Cyrano de Bergerac is not a comic character by any stretch, but he still gets all the best lines, because lacerating fools with satire is what he does when he isn’t slicing and dicing them with his sword. It’s an excellent choice of role for O’Connell to demonstrate a broader emotional skillset. We believe him as thoroughly when his heart is breaking as when he is slinging witticisms. In this version, Cyrano’s most boastworthy deeds happen offstage — the one-man fight against 100 footpads, the daily sneaking across enemy lines to deliver love letters — but his heroism on the microcosmic scale, when he swallows his passion for Roxane to facilitate her marriage to Christian, is all the more powerful for its understatement.
So it’s no surprise that O’Connell delivers, but the rest of the cast is terrific as well: Britney Simpson as a very sassy Roxane, Luis Quintero playing Christian as an ultimately sympathetic doofus and Nance Williamson and George Merrick in all the other roles. As usual, Williamson sails between male and female parts with ease, here mainly portraying Cyrano’s comrade (and in real life, his biographer) La Bret. Merrick makes great use of several different opportunities to be the funniest guy onstage, as a pretentious Montfleury, a well-meaning-but-klutzy Ragueneau and a scheming de Guiche. Director Meredith McDonough pulls all the components together with a crackling pace and plenty of, dare we say, panache.
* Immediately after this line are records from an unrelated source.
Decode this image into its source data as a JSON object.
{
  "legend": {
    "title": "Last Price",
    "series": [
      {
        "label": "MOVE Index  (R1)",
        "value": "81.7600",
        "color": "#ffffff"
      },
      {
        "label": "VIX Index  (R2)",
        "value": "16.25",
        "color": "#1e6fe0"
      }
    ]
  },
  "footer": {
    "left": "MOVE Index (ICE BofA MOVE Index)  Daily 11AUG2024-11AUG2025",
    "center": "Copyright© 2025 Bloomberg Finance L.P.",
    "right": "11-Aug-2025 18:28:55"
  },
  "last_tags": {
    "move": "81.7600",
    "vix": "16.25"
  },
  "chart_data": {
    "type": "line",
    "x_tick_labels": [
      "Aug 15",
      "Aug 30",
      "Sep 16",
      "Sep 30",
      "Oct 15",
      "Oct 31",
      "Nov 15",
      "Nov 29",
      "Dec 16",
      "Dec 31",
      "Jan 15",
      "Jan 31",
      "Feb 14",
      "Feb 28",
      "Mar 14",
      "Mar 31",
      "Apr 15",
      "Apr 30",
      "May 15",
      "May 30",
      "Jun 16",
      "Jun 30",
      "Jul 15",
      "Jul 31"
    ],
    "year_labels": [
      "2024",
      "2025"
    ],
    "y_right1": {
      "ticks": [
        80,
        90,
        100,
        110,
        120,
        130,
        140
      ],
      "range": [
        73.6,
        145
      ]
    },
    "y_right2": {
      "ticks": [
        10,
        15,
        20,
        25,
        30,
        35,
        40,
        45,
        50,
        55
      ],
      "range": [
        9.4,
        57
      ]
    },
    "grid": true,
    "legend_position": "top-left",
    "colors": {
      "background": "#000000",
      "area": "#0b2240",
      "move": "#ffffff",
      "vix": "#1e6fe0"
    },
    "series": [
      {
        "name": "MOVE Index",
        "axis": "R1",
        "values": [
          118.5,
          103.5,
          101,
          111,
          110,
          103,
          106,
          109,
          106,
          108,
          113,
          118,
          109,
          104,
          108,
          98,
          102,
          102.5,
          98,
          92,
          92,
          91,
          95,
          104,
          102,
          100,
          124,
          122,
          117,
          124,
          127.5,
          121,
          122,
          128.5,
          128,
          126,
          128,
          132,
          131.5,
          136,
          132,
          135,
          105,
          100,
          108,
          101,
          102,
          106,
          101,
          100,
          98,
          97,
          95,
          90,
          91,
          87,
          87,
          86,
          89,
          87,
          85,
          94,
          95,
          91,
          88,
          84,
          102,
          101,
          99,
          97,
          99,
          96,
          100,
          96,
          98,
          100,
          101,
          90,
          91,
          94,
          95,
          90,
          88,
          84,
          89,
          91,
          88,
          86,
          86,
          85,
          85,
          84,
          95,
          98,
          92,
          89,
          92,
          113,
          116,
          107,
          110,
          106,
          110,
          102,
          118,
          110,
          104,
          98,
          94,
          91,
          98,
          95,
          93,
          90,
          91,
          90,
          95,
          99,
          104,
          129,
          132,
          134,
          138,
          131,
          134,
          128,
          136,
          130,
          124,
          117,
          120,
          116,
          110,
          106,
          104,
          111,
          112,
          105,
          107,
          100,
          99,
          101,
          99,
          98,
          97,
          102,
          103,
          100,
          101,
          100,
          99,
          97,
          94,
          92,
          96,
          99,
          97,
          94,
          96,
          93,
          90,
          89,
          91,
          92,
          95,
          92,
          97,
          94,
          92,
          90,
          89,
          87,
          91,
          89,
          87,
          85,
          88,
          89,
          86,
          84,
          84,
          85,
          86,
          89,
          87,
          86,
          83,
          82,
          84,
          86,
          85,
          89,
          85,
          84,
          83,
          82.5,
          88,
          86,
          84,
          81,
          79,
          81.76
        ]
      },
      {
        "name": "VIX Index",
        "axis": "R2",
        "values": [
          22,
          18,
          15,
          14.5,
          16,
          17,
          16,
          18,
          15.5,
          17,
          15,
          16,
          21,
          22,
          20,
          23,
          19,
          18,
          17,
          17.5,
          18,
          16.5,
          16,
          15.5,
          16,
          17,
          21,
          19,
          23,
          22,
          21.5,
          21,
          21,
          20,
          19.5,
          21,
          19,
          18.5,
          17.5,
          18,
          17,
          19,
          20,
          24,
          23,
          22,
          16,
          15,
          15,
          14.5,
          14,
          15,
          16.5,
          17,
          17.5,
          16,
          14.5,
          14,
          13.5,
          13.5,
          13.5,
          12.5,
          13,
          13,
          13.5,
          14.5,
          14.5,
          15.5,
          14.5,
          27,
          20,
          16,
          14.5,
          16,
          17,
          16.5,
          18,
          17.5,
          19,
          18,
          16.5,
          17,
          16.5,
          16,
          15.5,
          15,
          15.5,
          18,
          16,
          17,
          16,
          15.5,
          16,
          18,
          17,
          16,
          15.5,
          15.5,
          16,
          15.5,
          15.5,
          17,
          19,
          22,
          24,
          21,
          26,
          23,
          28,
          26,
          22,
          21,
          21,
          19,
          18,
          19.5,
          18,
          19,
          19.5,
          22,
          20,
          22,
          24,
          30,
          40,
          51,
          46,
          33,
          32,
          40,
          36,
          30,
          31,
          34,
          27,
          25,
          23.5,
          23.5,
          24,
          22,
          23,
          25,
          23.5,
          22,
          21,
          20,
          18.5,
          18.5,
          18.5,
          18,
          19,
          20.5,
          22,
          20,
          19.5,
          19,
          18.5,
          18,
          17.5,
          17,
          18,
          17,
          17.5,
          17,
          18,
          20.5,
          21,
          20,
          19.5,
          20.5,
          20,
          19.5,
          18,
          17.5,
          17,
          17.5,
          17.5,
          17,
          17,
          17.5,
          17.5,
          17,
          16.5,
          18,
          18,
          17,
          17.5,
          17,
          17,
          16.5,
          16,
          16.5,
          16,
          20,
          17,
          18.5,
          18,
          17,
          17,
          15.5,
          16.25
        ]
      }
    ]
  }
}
Speaking of the historical Cyrano de Bergerac, it would appear from current scholarship that he was probably gay, probably not a Gascon at all but a Parisian, had a great-great-grandfather who was burned at the stake for putting up posters making fun of the Roman Catholic dogma of transubstantiation and — most surprising of all — wrote what is probably the earliest science fiction story involving someone traveling to the Moon using rockets (well, a large quantity of firecrackers). Maybe his unrequited love for his spirited, beautiful, intellectual cousin wasn’t really the driving force in his life; but we should be grateful that his existence inspired so many different iterations on stage and screen, attracting the interest of so many fine actors.